NILS STÆRK opens an exhibition of works by Gardar Eide Einarsson
The First Art Newspaper on the Net    Established in 1996 Friday, August 15, 2025


NILS STÆRK opens an exhibition of works by Gardar Eide Einarsson
Installation view.

Text by writer and curator Bob Nickas, New York, July 23, 2025.



COPENHAGEN.- What do we hear when we see a word or a phrase related to sound? Do we hear anything at all? [Pleasant music playing distantly.] Can you imagine that? We can’t, not exactly. It’s too vague. [Hyperventilating.] That we can hear easily, hear in scare quotes. The sound of panic, or an asthma attack. (Missile Whistling.) Yes, just ask anyone in Kyiv or Kharkiv these days. Although the phrase “missile whistling” is imbued with a sense of poetics, outside of war zones, of course, the two words acoustically rhyming as they do, you wouldn’t want to be in any proximity to them.

Gardar Eide Einarsson is an artist who has often pointedly employed text—DON’T BELIEVE ANYTHING / YOU HEAR AND ONLY / HALF OF WHAT YOU CAN SEE (a 2010 lightbox)—and text specifically in the absence of images, particularly those unbearable—REMEMBER THESE GRUESOME PICTURES? (2012). His most recent series is entirely based on closed captioning, text at the bottom of monochrome fields, usually jet black.

Closed captioning, according to AI, which knows all, sees all, absorbs and plagiarizes all, “is a text display of the audio portion of a video or television program, allowing viewers who are deaf or hard of hearing to access the content. It also benefits those who prefer reading or need the additional information provided by sound effects and other audio cues.”

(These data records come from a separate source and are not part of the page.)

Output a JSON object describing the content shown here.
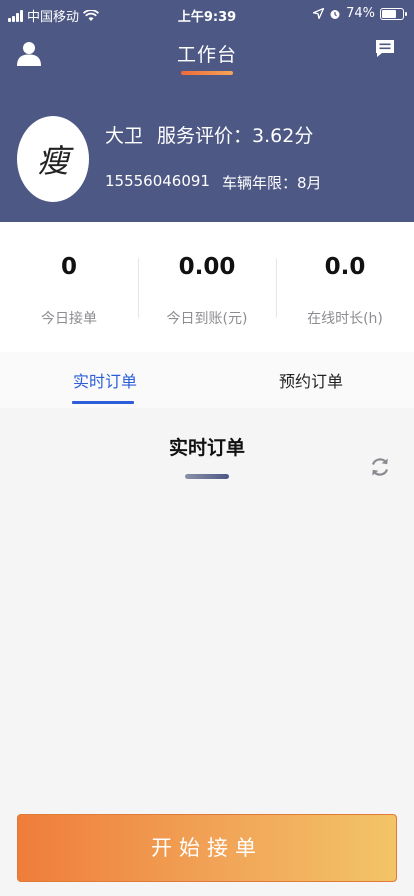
{
  "status_bar": {
    "carrier": "中国移动",
    "time": "上午9:39",
    "battery_percent": "74%",
    "battery_level": 0.74
  },
  "nav": {
    "title": "工作台"
  },
  "profile": {
    "avatar_text": "瘦",
    "name": "大卫",
    "rating_label": "服务评价：3.62分",
    "phone": "15556046091",
    "vehicle_years": "车辆年限：8月"
  },
  "stats": [
    {
      "value": "0",
      "label": "今日接单"
    },
    {
      "value": "0.00",
      "label": "今日到账(元)"
    },
    {
      "value": "0.0",
      "label": "在线时长(h)"
    }
  ],
  "tabs": [
    {
      "label": "实时订单",
      "active": true
    },
    {
      "label": "预约订单",
      "active": false
    }
  ],
  "section": {
    "title": "实时订单"
  },
  "action": {
    "start_label": "开始接单"
  },
  "colors": {
    "header_bg": "#4d5884",
    "accent_blue": "#2c5ed9",
    "orange_start": "#ef7d3a",
    "orange_end": "#f3c467"
  },
  "icons": {
    "user": "person-icon",
    "message": "chat-icon",
    "refresh": "refresh-icon"
  }
}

But among those who aren’t hearing-impaired, who prefers audio cues when they’ve just heard (howling), (slurping), and [continuous banging], annoying as they are? In the days of silent movies, were there references to sound? We only recall inter-titles with dialogue. At some screenings, there was live piano accompaniment to heighten the mood, whether comedic or sinister. When foreign films came to the United States, audiences unfamiliar with the language spoken became accustomed to watching the bottom of the screen, looking away from the image to read the subtitles. A distraction from scenes unfolding, visual cues, facial expression, gestures, and so on. In some countries, Italy being one, foreign films were routinely dubbed. Who knew that John Wayne, appearing in a John Ford movie, with his deep, distinctive voice, could speak Italian? (And this before “spaghetti westerns.”)

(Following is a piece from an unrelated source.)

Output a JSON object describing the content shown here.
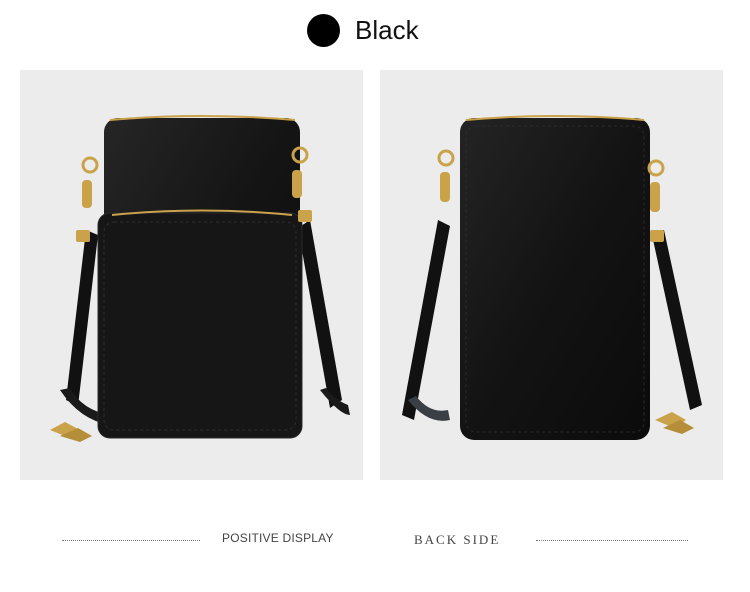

With these “silent movies” of Gardar’s, the gouaches on paper measuring a standard 76 x 56 cm., their more intimate format allows for looking and reading to coexist. And surely no one will complain of being distracted from a solid black field. Among these works there is one which is bright red, and another royal blue. These are chromatic clues to the work of another artist, On Kawara (1932-2014), well known for his Today series, primarily small format paintings which record the date of their making. Began in January 1966 and continued over the course of his life, On considered this activity a daily meditation. Most of his “Date paintings” have black and dark gray grounds, but there are a few that are red and some that are blue. Why has Gardar been thinking about On? He knows that each of the “Date paintings” comes in a box containing a newspaper page from the day the painting was made, allowing for specific events, often political, to come into view, given the neutrality of the painted date. And what about the text pieces of Felix Gonzales-Torres, with historical and cultural references that also place language at the bottom edge of a dark field, accompanied by the years of their occurrence? Gardar, as always, has history and its repetition, at times fatal, in mind; he, like On and Felix, considers artworks as markers in time, their effect not so much a matter of prediction as recurrence.

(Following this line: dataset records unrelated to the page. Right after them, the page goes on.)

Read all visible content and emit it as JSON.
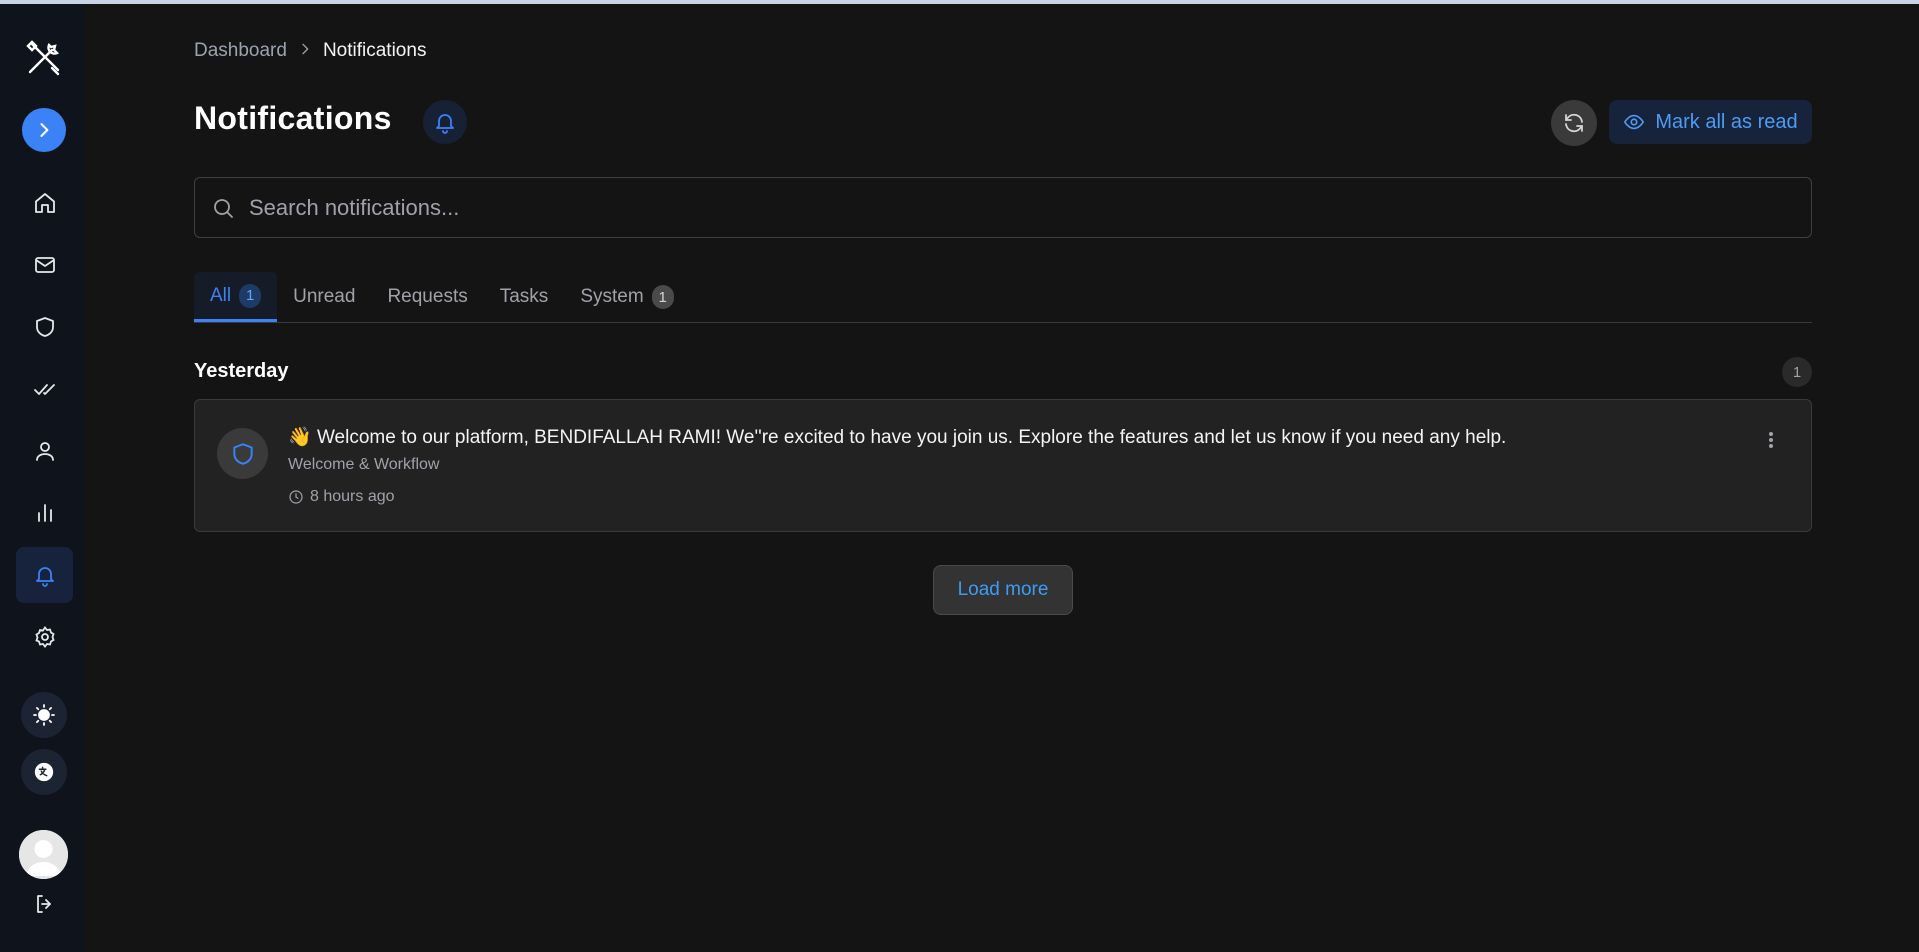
{
  "breadcrumb": {
    "parent": "Dashboard",
    "separator": ">",
    "current": "Notifications"
  },
  "page": {
    "title": "Notifications"
  },
  "header_actions": {
    "mark_all_read": "Mark all as read"
  },
  "search": {
    "placeholder": "Search notifications..."
  },
  "tabs": [
    {
      "label": "All",
      "badge": "1",
      "active": true
    },
    {
      "label": "Unread"
    },
    {
      "label": "Requests"
    },
    {
      "label": "Tasks"
    },
    {
      "label": "System",
      "badge": "1"
    }
  ],
  "groups": [
    {
      "label": "Yesterday",
      "count": "1",
      "items": [
        {
          "emoji": "👋",
          "message": "Welcome to our platform, BENDIFALLAH RAMI! We''re excited to have you join us. Explore the features and let us know if you need any help.",
          "category": "Welcome & Workflow",
          "time": "8 hours ago",
          "icon": "shield-icon"
        }
      ]
    }
  ],
  "footer": {
    "load_more": "Load more"
  },
  "sidebar": {
    "items": [
      {
        "icon": "home-icon"
      },
      {
        "icon": "mail-icon"
      },
      {
        "icon": "shield-icon"
      },
      {
        "icon": "double-check-icon"
      },
      {
        "icon": "user-icon"
      },
      {
        "icon": "bar-chart-icon"
      },
      {
        "icon": "bell-icon",
        "active": true
      },
      {
        "icon": "gear-icon"
      }
    ]
  },
  "colors": {
    "accent": "#3b82f6",
    "background": "#141414",
    "sidebar": "#0f141c"
  }
}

There is a famous work by Robert Morris, Box with the Sound of Its Own Making (1961) which, seen in image, appears to be a small, minimal wood cube, but which contains a 3 1/2 hour recording of its construction. Experienced in-person, there are intermittent sounds of sawing, sanding and hammering. How did this work come to be, how long did it take to arrive? Morris provides the answer as meta-soundtrack, though doubtful anyone has listened to it all the way through. Gardar is likely familiar with this work, which insists on its status as work, glancing inspection to the contrary, and he knows, as his closed captioned paintings affirm, that we all live in a world with the sound of its own making and, day after day, unmaking.